Using the proposed probe, you can check the NE555 (1006VI1) microcircuits and various optodevices: optotransistors, optothyristors, optotriacs, optoresistors. And it is with these radio elements that simple methods do not work, since it is simply impossible to ring out such a detail. But in the simplest case, you can test an optocoupler using this technology:

With a digital multimeter:


Here, 570 is the millivolts that fall on the open junction of the optotransistor. In diode continuity mode, the drop voltage is measured. In the "diode" mode, the multimeter outputs a voltage of 2 volts pulsed, rectangular to the probes, through an additional resistor, and when the P-N junction is connected, the multimeter's ADC measures the voltage falling on it.
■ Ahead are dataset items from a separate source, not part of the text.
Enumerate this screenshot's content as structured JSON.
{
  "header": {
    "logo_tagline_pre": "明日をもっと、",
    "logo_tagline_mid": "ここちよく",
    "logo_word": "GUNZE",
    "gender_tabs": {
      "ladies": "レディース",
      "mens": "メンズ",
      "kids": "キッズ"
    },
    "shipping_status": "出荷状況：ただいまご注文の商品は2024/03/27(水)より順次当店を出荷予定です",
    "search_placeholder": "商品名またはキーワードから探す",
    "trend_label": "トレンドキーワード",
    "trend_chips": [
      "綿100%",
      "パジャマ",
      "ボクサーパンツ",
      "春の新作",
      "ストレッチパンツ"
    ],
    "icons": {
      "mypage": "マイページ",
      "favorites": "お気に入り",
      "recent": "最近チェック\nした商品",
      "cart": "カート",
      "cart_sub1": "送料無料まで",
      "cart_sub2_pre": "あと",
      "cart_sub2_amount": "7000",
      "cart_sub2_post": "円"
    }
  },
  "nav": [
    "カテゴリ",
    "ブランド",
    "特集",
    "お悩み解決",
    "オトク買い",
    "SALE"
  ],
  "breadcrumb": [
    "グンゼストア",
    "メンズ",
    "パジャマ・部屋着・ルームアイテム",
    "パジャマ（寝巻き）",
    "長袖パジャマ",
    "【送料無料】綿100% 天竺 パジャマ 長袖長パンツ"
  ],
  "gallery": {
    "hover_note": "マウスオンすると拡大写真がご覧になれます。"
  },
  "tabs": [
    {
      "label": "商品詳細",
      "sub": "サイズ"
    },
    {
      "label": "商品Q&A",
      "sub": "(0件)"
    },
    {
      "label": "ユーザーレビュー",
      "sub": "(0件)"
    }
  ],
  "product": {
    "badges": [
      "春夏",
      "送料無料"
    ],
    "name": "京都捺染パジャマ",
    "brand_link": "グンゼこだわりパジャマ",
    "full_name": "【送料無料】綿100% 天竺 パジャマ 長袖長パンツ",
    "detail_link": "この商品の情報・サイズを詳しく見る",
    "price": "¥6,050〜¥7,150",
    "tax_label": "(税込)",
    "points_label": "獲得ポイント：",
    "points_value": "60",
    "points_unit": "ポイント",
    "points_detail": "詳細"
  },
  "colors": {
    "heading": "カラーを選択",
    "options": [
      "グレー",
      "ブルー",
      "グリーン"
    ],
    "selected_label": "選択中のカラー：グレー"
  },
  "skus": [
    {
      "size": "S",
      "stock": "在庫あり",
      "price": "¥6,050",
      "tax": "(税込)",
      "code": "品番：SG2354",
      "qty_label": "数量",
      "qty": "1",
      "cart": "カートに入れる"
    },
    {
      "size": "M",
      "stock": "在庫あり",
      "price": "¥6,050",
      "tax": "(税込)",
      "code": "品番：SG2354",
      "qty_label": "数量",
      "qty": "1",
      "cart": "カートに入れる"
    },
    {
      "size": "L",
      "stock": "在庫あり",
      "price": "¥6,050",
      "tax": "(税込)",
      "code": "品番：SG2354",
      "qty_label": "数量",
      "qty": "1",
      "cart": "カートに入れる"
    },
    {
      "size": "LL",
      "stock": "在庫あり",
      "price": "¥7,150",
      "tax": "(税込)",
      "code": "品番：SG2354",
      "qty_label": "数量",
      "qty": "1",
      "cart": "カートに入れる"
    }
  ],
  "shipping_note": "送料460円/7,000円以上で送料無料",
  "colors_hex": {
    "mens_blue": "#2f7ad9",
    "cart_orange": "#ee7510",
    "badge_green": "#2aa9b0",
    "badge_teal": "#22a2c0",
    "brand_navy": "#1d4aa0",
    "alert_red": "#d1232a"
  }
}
Tester of optocouplers and microcircuits 555

We advise you to spend a little time and make this tester, as optocouplers are increasingly used in various amateur radio designs. And I’m generally silent about the famous KR1006VI1 - they put it almost everywhere. Actually, on the tested microcircuit 555, a pulse generator is assembled, the operability of which is evidenced by the blinking of the LEDs HL1, HL2. Next comes the optocoupler probe.


It works like this. The signal from the 3rd leg 555 through resistor R9 enters one input of the VDS1 diode bridge, if a working optocoupler radiating element is connected to contacts A (anode) and K (cathode), then current will flow through the bridge, causing the HL3 LED to blink. If the receiving element of the optocoupler is also working, then it will conduct current to the VT1 base by opening it at the moment of ignition of HL3, which will conduct current and HL4 will also blink.


P.S. Some 555s do not start with a capacitor in the fifth leg, but this does not mean they are malfunctioning, so if HL1, HL2 did not blink, short-circuit c2, but if after that the indicated LEDs did not blink, then the NE555 chip is definitely faulty. Good luck. Sincerely, Andrey Zhdanov (Master665).